If Sheila Heti was Italian and wrote a modern Franny & Zooey, it would approximate how powerful and magnificent Veronica Raimo’s novel Lost on Me is.
Kirkus wrote of the book:
“Filled with humor and neuroses…Raimo weaves together a series of nonlinear vignettes with a deft hand, connecting seemingly disparate moments through themes of longing, loneliness, identity, and, perhaps most profoundly, the concept of memory itself…A witty and complex portrait of a woman becoming herself.”
This book is about me. Sort of. “Let’s just say this is me” says the narrator of the book, which is me, sort of. So, let’s just say this is me and this is a playlist of songs which had a meaning in my life. I can’t say they are my favorite songs. That would be almost an impossible playlist to think of, it would change so much every year, every month, every single moment. So, these are songs that I used to listen to in some particular moment of my life, or maybe not even particular, just some random moments, some memorable and unmemorable moments. It’s all Italian stuff.
Minuetto – Mia Martini
Mia Martini was my father’s favorite singer. He really loved her, my mother was almost jealous: “So, why do you find her so interesting?” she would ask. In our long, exhausting, summer trips towards Apulien, where we had holidays, he kept on playing Mia Martini on the car stereo, which made it my summer soundtrack for many years when I was a kid. I liked this song very much. My mother not so much. Martini died at 47 after a very troubled life.

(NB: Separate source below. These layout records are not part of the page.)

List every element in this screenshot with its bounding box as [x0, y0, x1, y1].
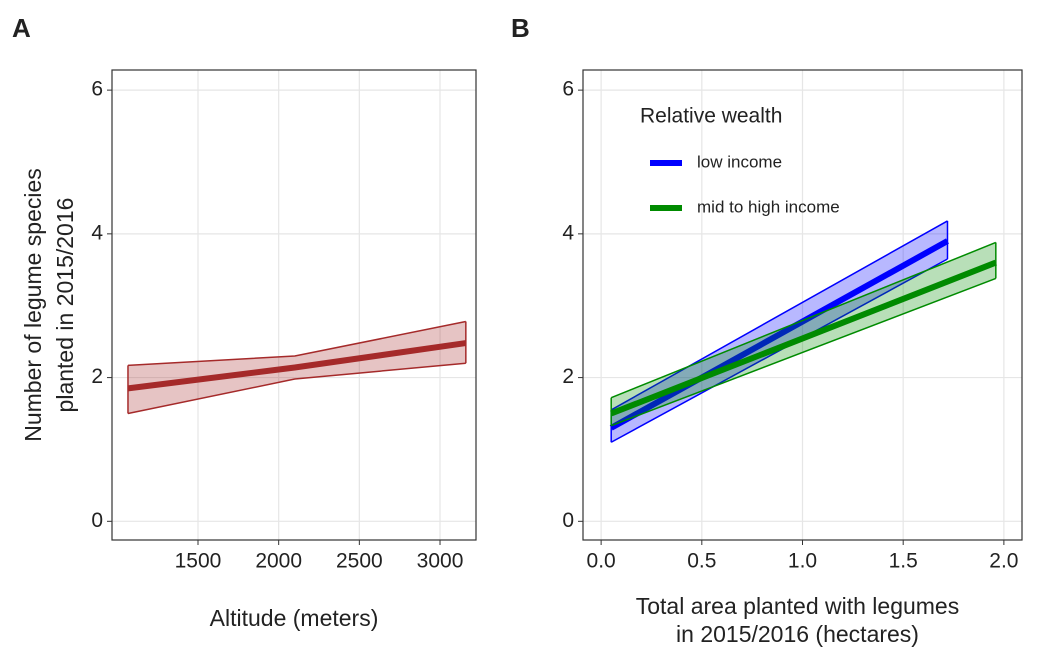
x-axis-label: Total area planted with legumes — [636, 593, 959, 619]
y-axis-label: planted in 2015/2016 — [52, 198, 78, 413]
panel-label: B — [511, 13, 530, 43]
legend-label: low income — [697, 152, 782, 171]
band-edge — [127, 362, 466, 415]
plot-border — [111, 69, 477, 541]
x-tick-label: 3000 — [417, 550, 464, 573]
band-edge — [127, 320, 466, 367]
band-edge — [610, 277, 997, 427]
x-tick-label: 2000 — [255, 550, 302, 573]
y-tick-label: 6 — [91, 78, 103, 101]
plot-background — [112, 70, 476, 540]
fit-line — [610, 259, 997, 417]
x-tick-label: 2.0 — [989, 550, 1018, 573]
fit-line — [127, 340, 467, 392]
confidence-band — [294, 321, 466, 380]
band-edge — [610, 241, 997, 399]
legend-title: Relative wealth — [640, 105, 782, 128]
fit-line — [609, 238, 949, 431]
x-tick-label: 0.0 — [587, 550, 616, 573]
legend-label: mid to high income — [697, 197, 840, 216]
x-axis-label: Altitude (meters) — [210, 605, 379, 631]
y-axis-label: Number of legume species — [20, 168, 46, 442]
y-tick-label: 0 — [562, 509, 574, 532]
x-tick-label: 1500 — [175, 550, 222, 573]
y-tick-label: 2 — [91, 365, 103, 388]
panel-label: A — [12, 13, 31, 43]
x-tick-label: 0.5 — [687, 550, 716, 573]
confidence-band — [611, 242, 996, 426]
y-tick-label: 4 — [91, 221, 103, 244]
x-axis-label: in 2015/2016 (hectares) — [676, 621, 919, 647]
y-tick-label: 4 — [562, 221, 574, 244]
x-tick-label: 1.0 — [788, 550, 817, 573]
x-tick-label: 1.5 — [889, 550, 918, 573]
plot-border — [582, 69, 1023, 541]
band-edge — [610, 220, 948, 411]
y-tick-label: 0 — [91, 509, 103, 532]
x-tick-label: 2500 — [336, 550, 383, 573]
y-tick-label: 2 — [562, 365, 574, 388]
y-tick-label: 6 — [562, 78, 574, 101]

Summer on a Solitary Beach – Franco Battiato
“La voce del padrone” by Franco Battiato was the first audio tape I bought myself, at a gasoline station, during one of the aforementioned long, exhausting summer trips towards Apulien. When I grew up, I discovered Battiato had made lot of albums before that, much weirder, avant-garde and experimental stuff, and he became one of my favorite Italian musicians, but that album it’s still his best success. This happens. He died two years ago.
Maledetta primavera – Loretta Goggi
When I was in high school, I walked home from school with my best friend Cecilia. I can’t say we had wonderful voices, and to be honest we sang atrociously, but nonetheless we loved to sing, and that’s one of the songs that – during that walk – we loved to sing aloud, very aloud, totally careless about people around. I wish I could have the same carelessness today.
Ti ricordi quei giorni – Francesco Guccini
Francesco Guccini’s concert was my first concert. There I met my first boyfriend; I saw him in the crowd and kept looking at him during the whole concert. When it finished, I saw him in line to the bathroom and went there and told him he was the most beautiful guy I had ever seen (sic), then gave him a piece of paper with my telephone number (not my self-phone number, since I had none, but the telephone number of my family house), and then ran away since my father was waiting outside the concert hall to drive me home. I was fifteen.
Gomma – Baustelle
When – at the University – I moved together with Cecilia and Milena, another friend, to my grandparents’ home, I was totally obsessed with “Sussidiario illustrato della giovinezza”, the first studio album by Baustelle (I also think it has one of the best titles ever, something like “Illustrated Textbook of Youth”, but I fear it doesn’t sound as good in English). At first my friends couldn’t stand me and my obsession, but slowly they became affected too. That was my favorite track of the album.
CCCP had been the first Italian band in which I recognized a sense of political and aesthetic belonging, and also my Italian access to punk. I never had a chance to see them playing live since I was too young. When I started writing as music journalist, I went to interview the former CCCP’s leader, who in the meantime was converted to Catholicism, was a huge supporter of Pope Benedict XVI and was against abortion.
Non mi piace viaggiare – Giorgio Poi
As it often happens, I wrote most of this novel in Berlin. I like to go to Berlin and live in someone’s place in order to write. But I hate to travel. Especially I hate to take a flight. It’s not that I am scared, flying just makes me bored. And I would gladly smash all those horrible wheeled luggages who look like cubic dogs. Every time I am on a plane, I listen to this song, and I feel reassured that there are other people who hate travelling just like me.
Also at Largehearted Boy:
Veronica Raimo is the author of four novels, the most recent of which, Lost On Me (Niente di Vero) was shortlisted for the Premio Strega Prize and won the Strega Off Prize, the Strega Giovani Prize and the Viareggio Rèpaci Prize. Her 2019 novel The Girl at the Door (Miden) was called “Darkly amusing…profoundly feminist” by Jezebel and “tight and provocative” by Salon. Her stories have appeared in various anthologies and magazines, here and abroad. She wrote the collection of poems Le bambinacce with Marco Rossari. She cowrote the script for the film Sleeping Beauty (2012) by director Marco Bellocchio. She contributes cultural articles to various Italian publications, and her translations into Italian include works by F. Scott Fitzgerald. Octavia. E. Butler, Ray Bradbury and Ursula K. Le Guin. Film rights to Lost On Me were acquired by Fandango and the book will also be published in the UK, France and Germany.